Une sexualité plus traditionnelle donc. Celle-ci peut parfois résulter de l’image que certains hommes se font des mères. «On se voyait comme parents et donc on s’interdisait certaines positions. C’était plus banal parce que pour mon compagnon, l’image de la mère était sacrée», regrette Audrey, aujourd’hui séparée de son conjoint. «L’homme s’imagine que certaines pratiques ne sont pas compatibles avec le respect qu’il a pour la mère de ses enfants, d’autant plus s’il a manqué de respect aux femmes quand il était plus jeune. La mère change également de statut, elle prend la place de sa propre mère, elle n’a pas d’image sexuée mais une image de contrôle, responsabilité, devoir, tout ceci peut influer dans les pratiques que l’on s’autorise ou non», assure Marie-Line Urbain.

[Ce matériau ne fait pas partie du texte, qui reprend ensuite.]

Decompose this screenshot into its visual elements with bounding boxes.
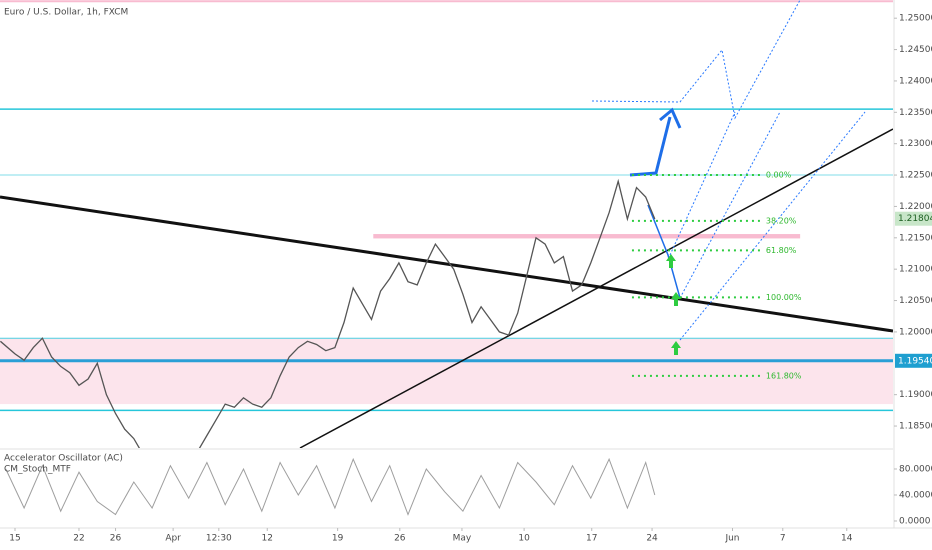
fib-label: 38.20% — [766, 216, 797, 225]
x-tick-label: 10 — [518, 534, 530, 544]
up-arrow — [671, 292, 681, 306]
y-tick-label: 1.20000 — [899, 327, 932, 337]
x-tick-label: 12:30 — [206, 534, 232, 544]
fib: 0.00% 38.20% 61.80% 100.00% 161.80% — [631, 171, 802, 380]
y-tick-label: 1.20500 — [899, 296, 932, 306]
fib-label: 0.00% — [766, 171, 792, 180]
levels — [0, 0, 893, 412]
x-tick-label: 26 — [110, 534, 122, 544]
y-tick-label: 1.22000 — [899, 202, 932, 212]
y-tick-label: 1.24000 — [899, 76, 932, 86]
price-label: 1.21804 — [898, 214, 932, 224]
x-tick-label: 17 — [586, 534, 597, 544]
series-line — [5, 457, 656, 516]
chart-title: Euro / U.S. Dollar, 1h, FXCM — [4, 8, 128, 18]
fib-label: 100.00% — [766, 293, 802, 302]
y-tick-label: 1.24500 — [899, 45, 932, 55]
arrow — [647, 204, 681, 299]
x-tick-label: 14 — [841, 534, 853, 544]
fib-label: 161.80% — [766, 371, 802, 380]
x-tick-label: 12 — [262, 534, 273, 544]
y-tick-label: 1.22500 — [899, 171, 932, 181]
zones — [0, 234, 893, 405]
x-tick-label: 7 — [780, 534, 786, 544]
price-label-box — [895, 211, 932, 226]
x-tick-label: Jun — [724, 534, 739, 544]
zone — [373, 234, 801, 239]
price-label-box — [895, 353, 932, 368]
y-tick-label: 1.23000 — [899, 139, 932, 149]
x-tick-label: 15 — [9, 534, 20, 544]
x-tick-label: May — [453, 534, 472, 544]
projection — [591, 0, 801, 120]
projection — [679, 111, 866, 341]
series-line — [0, 178, 656, 448]
price-label: 1.19540 — [898, 356, 932, 366]
x-tick-label: 26 — [394, 534, 406, 544]
trend-line — [0, 195, 893, 333]
y-tick-label: 1.23500 — [899, 108, 932, 118]
y-tick-label: 1.18500 — [899, 422, 932, 432]
indicator-title: Accelerator Oscillator (AC) — [4, 454, 123, 464]
up-arrow — [666, 254, 676, 268]
y-tick-label: 40.0000 — [899, 490, 932, 500]
x-tick-label: 24 — [646, 534, 658, 544]
indicator-legend: CM_Stoch_MTF — [4, 465, 71, 475]
y-tick-label: 1.21000 — [899, 265, 932, 275]
y-tick-label: 0.0000 — [899, 516, 931, 526]
y-tick-label: 1.19000 — [899, 390, 932, 400]
x-tick-label: 22 — [73, 534, 84, 544]
y-tick-label: 1.21500 — [899, 233, 932, 243]
zone — [0, 338, 893, 405]
trend-line — [299, 128, 893, 448]
series — [0, 178, 656, 448]
projection — [679, 111, 781, 299]
y-tick-label: 1.25000 — [899, 14, 932, 24]
axes: 1.25000 1.24500 1.24000 1.23500 1.23000 1.225… — [5, 14, 932, 544]
x-tick-label: 19 — [332, 534, 344, 544]
y-tick-label: 80.0000 — [899, 464, 932, 474]
x-tick-label: Apr — [165, 534, 181, 544]
arrow-head — [659, 107, 682, 129]
up-arrow — [671, 341, 681, 355]
fib-label: 61.80% — [766, 246, 797, 255]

Le manque de temps et l’organisation nécessaires poussent au contraire d’autres couples à profiter pleinement de cet instant plus rare et donc précieux. «Comme on fait moins souvent l’amour à cause de la fatigue ou du rythme de chacun, quand on le fait, on ne s’interdit rien. Autant que cela soit comme avant», explique Inès. Cependant, le plaisir est moins au rendez-vous malgré les positions qui restent identiques. «Peut-être parce qu’on le fait moins souvent, on a très envie et c’est trop rapide», se demande la jeune femme. Sophie regrette quant à elle une pratique devenue moins sensuelle en raison de sa rareté. «Avant, on prenait notre temps. Maintenant, on a très envie car on fait rarement l’amour, et donc on fait souvent l’impasse sur les préliminaires», affirme-t-elle.

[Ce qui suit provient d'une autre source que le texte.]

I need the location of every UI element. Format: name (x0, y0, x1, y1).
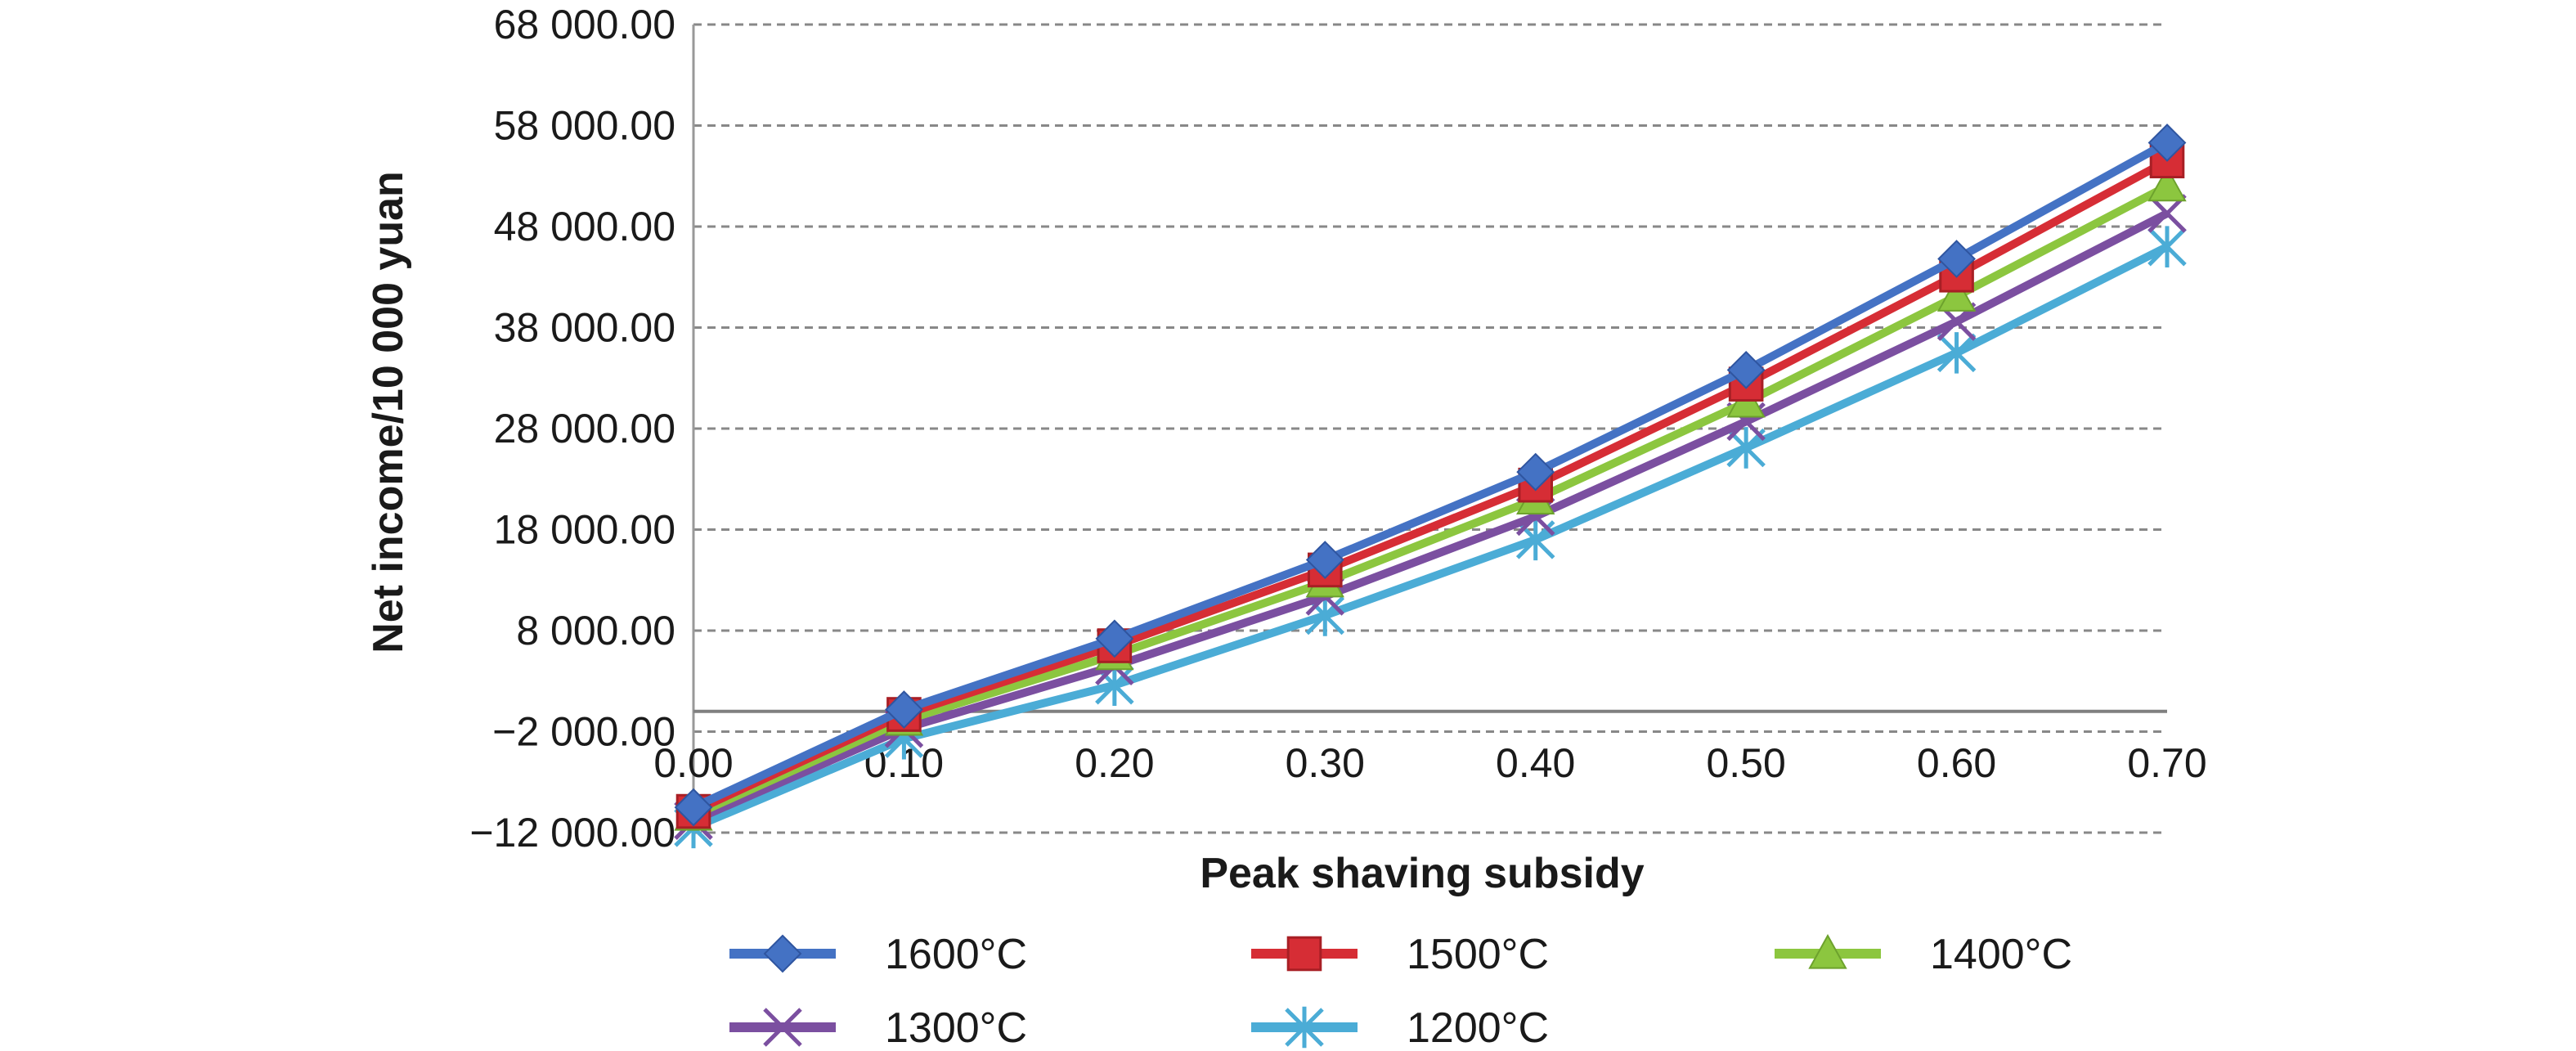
data-point (1726, 350, 1766, 389)
legend-item: 1400°C (1775, 931, 2072, 978)
x-tick-label: 0.30 (1286, 740, 1365, 786)
data-point (2147, 166, 2187, 202)
data-point (2147, 194, 2187, 233)
data-point (1936, 276, 1977, 312)
legend-label: 1600°C (885, 931, 1027, 978)
series-line (691, 139, 2170, 811)
legend-label: 1500°C (1407, 931, 1549, 978)
data-point (2147, 226, 2187, 267)
series-line (691, 209, 2170, 824)
data-point (1937, 240, 1976, 278)
data-point (763, 1008, 802, 1047)
y-tick-label: 18 000.00 (494, 507, 675, 553)
legend-item: 1500°C (1251, 931, 1549, 978)
x-tick-label: 0.40 (1496, 740, 1575, 786)
data-point (2147, 124, 2187, 162)
x-tick-label: 0.50 (1706, 740, 1785, 786)
y-tick-label: 48 000.00 (494, 204, 675, 249)
y-tick-label: −2 000.00 (492, 709, 675, 755)
series-line (691, 182, 2170, 820)
y-tick-label: 68 000.00 (494, 2, 675, 47)
series-group (674, 124, 2187, 849)
legend-label: 1400°C (1930, 931, 2072, 978)
data-point (885, 690, 923, 729)
series-line (692, 243, 2170, 832)
data-point (763, 934, 802, 973)
x-axis-title: Peak shaving subsidy (1200, 850, 1644, 897)
data-point (1285, 1006, 1324, 1049)
data-point (1286, 936, 1322, 972)
y-tick-label: 28 000.00 (494, 406, 675, 451)
data-point (1808, 933, 1847, 969)
data-point (1516, 452, 1555, 492)
x-tick-label: 0.00 (653, 740, 733, 786)
x-tick-label: 0.70 (2127, 740, 2206, 786)
data-point (1095, 619, 1134, 658)
y-tick-label: 8 000.00 (516, 608, 675, 654)
legend-item: 1200°C (1251, 1004, 1549, 1051)
y-axis-title: Net income/10 000 yuan (365, 171, 412, 654)
data-point (674, 788, 713, 827)
legend-label: 1300°C (885, 1004, 1027, 1051)
y-tick-label: 38 000.00 (494, 305, 675, 351)
data-point (1305, 541, 1344, 579)
y-tick-label: −12 000.00 (469, 810, 675, 856)
data-point (1936, 332, 1977, 374)
y-tick-labels: −12 000.00 −2 000.00 8 000.00 18 000.00 28 0… (469, 2, 675, 856)
series-line (691, 157, 2170, 815)
legend: 1600°C 1500°C 1400°C 1300°C 1200°C (729, 931, 2072, 1051)
x-tick-label: 0.60 (1917, 740, 1996, 786)
x-tick-label: 0.20 (1075, 740, 1154, 786)
series-1600c (674, 124, 2187, 827)
legend-item: 1300°C (729, 1004, 1027, 1051)
legend-label: 1200°C (1407, 1004, 1549, 1051)
legend-item: 1600°C (729, 931, 1027, 978)
y-tick-label: 58 000.00 (494, 103, 675, 149)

Moins de temps, moins d’occasions, la sexualité change dès la première naissance. Moins bien, mieux, différente en tout cas, son absence devient un problème uniquement quand un décalage existe dans le couple. «Certains parents viennent me dire qu’ils sont devenus colocataires et n’ont pas de vie sexuelle, mais ils ne ressentent pas de frustration. Le manque de sexe les inquiète seulement car ils ne correspondent pas l’image que l’on a du couple amoureux, alors que tant que les deux sont d’accord, il n’y a pas forcément de problème», souligne Marie Line Urbain. Et Inès de résumer : «Quand on est trop fatigué pour faire l’amour parce qu’on dort moins bien par exemple, on n’est pas inquiet. On sait que ce sont des cycles et que cela reviendra.»

* Initialement publié en avril 2018, cet article a fait l’objet d’une mise à jour.